Non-dimensional numbers may sound like a scary, incomprehensible term reserved for scientists in a laboratory, but you have more experience with them than you know. The Mach number measures the speed of an object relative to the speed of sound, so whether measuring in kilometers per second or miles per hour, Mach 2 is always twice the speed of sound. With the COVID-19 pandemic still raging worldwide, R0 is an important number constantly in the news that measures how many people a person will infect over the course of an illness, whether that time period is days, weeks or months.

In physics, applied mathematics and engineering, non-dimensional numbers are incredibly important. Researchers use them to quantify the relative strengths of competing effects in a system. For example, in fluid dynamics, the Reynolds number is used to quantify the relative strengths of viscous and inertial forces in pipe flow. Regardless of what units of density and speed are being used, if its value is less than around 2300, the flow is smooth and regular, whereas if it's above 4000, the flow is turbulent and chaotic.

Recently, with colleagues from the University of Notre Dame and Twente University, I have been looking at the problem of particle transport in the atmospheric boundary layer. This region of air is the lowest part of the atmosphere, and its contact with the Earth's surface directly influences its behavior. The physics that govern how it churns is of great importance due to its role in atmospheric processes such as cloud formation and radiation balances, and the impact on air quality and human health.

Two competing effects determine the vertical motion and concentration of particles in this region—gravity pulling them down to the ground and turbulent air that generates drag forces that can lift them up. Researchers often quantify these competing effects by a non-dimensional settling number, Sv, which is the ratio between how fast the particles settle in the absence of turbulence and the characteristic speed of the turbulent air flow near the surface. The conventional wisdom is that when Sv is very large, the effects of turbulent winds on the particle motion can be ignored, while when Sv is very small, the effects of gravitational settling can be ignored.
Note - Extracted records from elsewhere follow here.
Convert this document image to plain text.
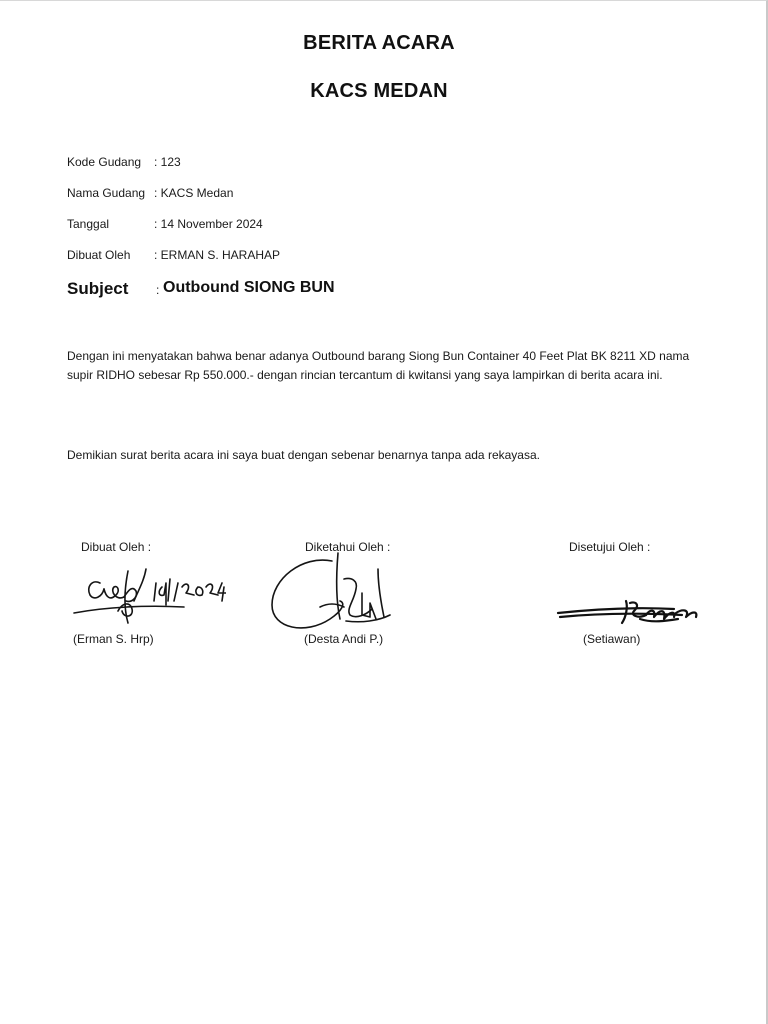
BERITA ACARA
KACS MEDAN
Kode Gudang : 123
Nama Gudang : KACS Medan
Tanggal	: 14 November 2024
Dibuat Oleh : ERMAN S. HARAHAP
Subject : Outbound SIONG BUN
Dengan ini menyatakan bahwa benar adanya Outbound barang Siong Bun Container 40 Feet Plat BK 8211 XD nama supir RIDHO sebesar Rp 550.000.- dengan rincian tercantum di kwitansi yang saya lampirkan di berita acara ini.
Demikian surat berita acara ini saya buat dengan sebenar benarnya tanpa ada rekayasa.
Dibuat Oleh :	Diketahui Oleh :	Disetujui Oleh :
(Erman S. Hrp)	(Desta Andi P.)	(Setiawan)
In a recent paper, our numerical simulations revealed something very surprising; gravitational settling strongly affected the particle concentration profiles in a turbulent boundary layer even when Sv was very small. This perplexing result flies in the face of conventional wisdom. How can the effect of gravity on the particle concentrations be very strong when the non-dimensional number quantifying its strength is very small?

We needed to find a way to explain this striking result. To do this, we constructed an exact mathematical equation for the particle concentration using what are called phase-space probability density function methods. According to this exact result, competition between distinct physical mechanisms determines the particle concentration, and only one of them is proportional to Sv.

We then performed an asymptotic analysis on the equations, and the analysis showed that the other mechanisms in the concentration equation depend on height in such a way that, in certain regions of the atmospheric boundary layer, these other mechanisms become small compared with Sv. Therefore, even if Sv is very small, it can still be much larger than the other factors in the concentration equation in certain regions of the flow.

In fact, the analysis shows that no matter how small Sv is, as long as it is not zero, there is always a region in the atmospheric boundary layer where its effects cannot be ignored. This explained the perplexing results from our numerical simulations.

There are significant implications that follow from this striking result. First, almost all previous studies have ignored the effect of settling on particle concentrations when considering the regime where Sv is small, and our results show that this can lead to very large errors. These studies and their conclusions therefore need to be revisited.

Second, and more generally, is that one needs to be very careful when interpreting the meaning and implications of non-dimensional numbers in physical systems. Our results show that in some cases, the use of non-dimensional numbers to quantify the importance of a particular effect in a system can be very misleading, and great care is required.

This work is published in Physical Review Fluids.